В погребе было прохладно, но теплее, чем на улице. Саша страстно хотел горячего чаю, или — даже сильнее — вина, которое стояло здесь же, рядом, на полках — только протяни руку. Но, конечно, попросить не решился. Кроме поблескивающих бутылок вина, на полках — отдельных — располагалось вяленое мясо. Свет был неярким: лампочка в сорок ватт светила из последних, угасающих сил.
— Ну, — голос режиссера обрел твердость и набрал обычную громкость, — вот теперь — приветствую!
Он тепло обнял Сергея: «Доброй ночи! Доброй творческой ночи!» Подал руку Александру: «Дорогая моя, выглядишь на все тринадцать!» — «Вы знаете, — парировал Саша, — даже в тринадцать лет девушке может быть неприятно, когда упоминают ее возраст». — «Он держит удар! — радостно сообщил Сильвестр ведущему актеру. — И кто же первым спросит — почему я позвал вас в столь поздний час?
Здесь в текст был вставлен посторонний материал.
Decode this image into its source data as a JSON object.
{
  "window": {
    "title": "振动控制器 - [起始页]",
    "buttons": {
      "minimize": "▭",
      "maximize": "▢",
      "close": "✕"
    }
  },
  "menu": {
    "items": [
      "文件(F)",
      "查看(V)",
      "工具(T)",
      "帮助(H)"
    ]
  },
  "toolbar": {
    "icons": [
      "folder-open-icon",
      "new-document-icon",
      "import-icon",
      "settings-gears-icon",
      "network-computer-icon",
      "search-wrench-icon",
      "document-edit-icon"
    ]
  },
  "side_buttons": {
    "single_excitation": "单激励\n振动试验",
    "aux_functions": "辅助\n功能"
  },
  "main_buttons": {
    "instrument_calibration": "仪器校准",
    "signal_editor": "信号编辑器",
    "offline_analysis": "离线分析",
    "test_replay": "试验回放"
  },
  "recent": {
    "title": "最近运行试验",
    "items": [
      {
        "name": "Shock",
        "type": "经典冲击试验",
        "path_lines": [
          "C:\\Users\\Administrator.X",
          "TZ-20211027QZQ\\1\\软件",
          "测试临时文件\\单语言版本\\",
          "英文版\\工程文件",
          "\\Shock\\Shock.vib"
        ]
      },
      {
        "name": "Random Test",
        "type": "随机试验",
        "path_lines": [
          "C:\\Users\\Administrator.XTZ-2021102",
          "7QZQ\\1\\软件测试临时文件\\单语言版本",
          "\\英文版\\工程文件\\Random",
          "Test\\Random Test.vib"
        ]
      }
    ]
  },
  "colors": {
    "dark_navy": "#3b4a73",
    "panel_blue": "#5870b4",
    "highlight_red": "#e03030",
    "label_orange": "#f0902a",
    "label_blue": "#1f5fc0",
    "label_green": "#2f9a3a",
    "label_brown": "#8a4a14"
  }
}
Или, если следовать ритму шекспировского стиха — в час столь поздний?.. Я все искал, я все решал — как должна пройти первая встреча Ромео и Джульетты? И подумал — а может, вы сыграете первую встречу голыми?»
Александр метнул взгляд на Сергея, увидел, как задумчиво его чело, и тут же, как хамелеон, стал впитывать флюиды его задумчивости. Уже через пятнадцать секунд перед режиссером стояли два артиста, меланхолически погруженные в парадоксальную привлекательность его предложения.
— А что? Можно попробовать, — нарушил тишину Сергей. — Но, простите, что я сразу об этом говорю, публика впервые увидит меня в таком виде, а потому гонорар…
Сергей упомянул о гонораре исключительно из гонора. Для него самым важным было — играть. Но для поддержания статуса напомнил, что он создание высокооплачиваемое. А уж в голом виде и вовсе может рассчитывать на сверхдоходы. Режиссер его желание признал законным.
— Безусловно, Сережа, безусловно!
— Быть может, возникнет художественный контраст: возвышенный шекспировский стих и наша прозаическая обнаженность? — собрался с духом и вставил что-то искусствоведческое Александр.
— И к тому же эта обнаженность намекнет на обнаженность душ Ромео и Джульетты в момент первой встречи. — Сергей решил, что последнее слово должно все-таки остаться за ним.
Сильвестр захохотал.
— Голубчики! Вот настоящие артисты! Расцеловал бы вас, да в контексте всего сказанного мой порыв можно неправильно истолковать. Ну что, разденетесь на сцене?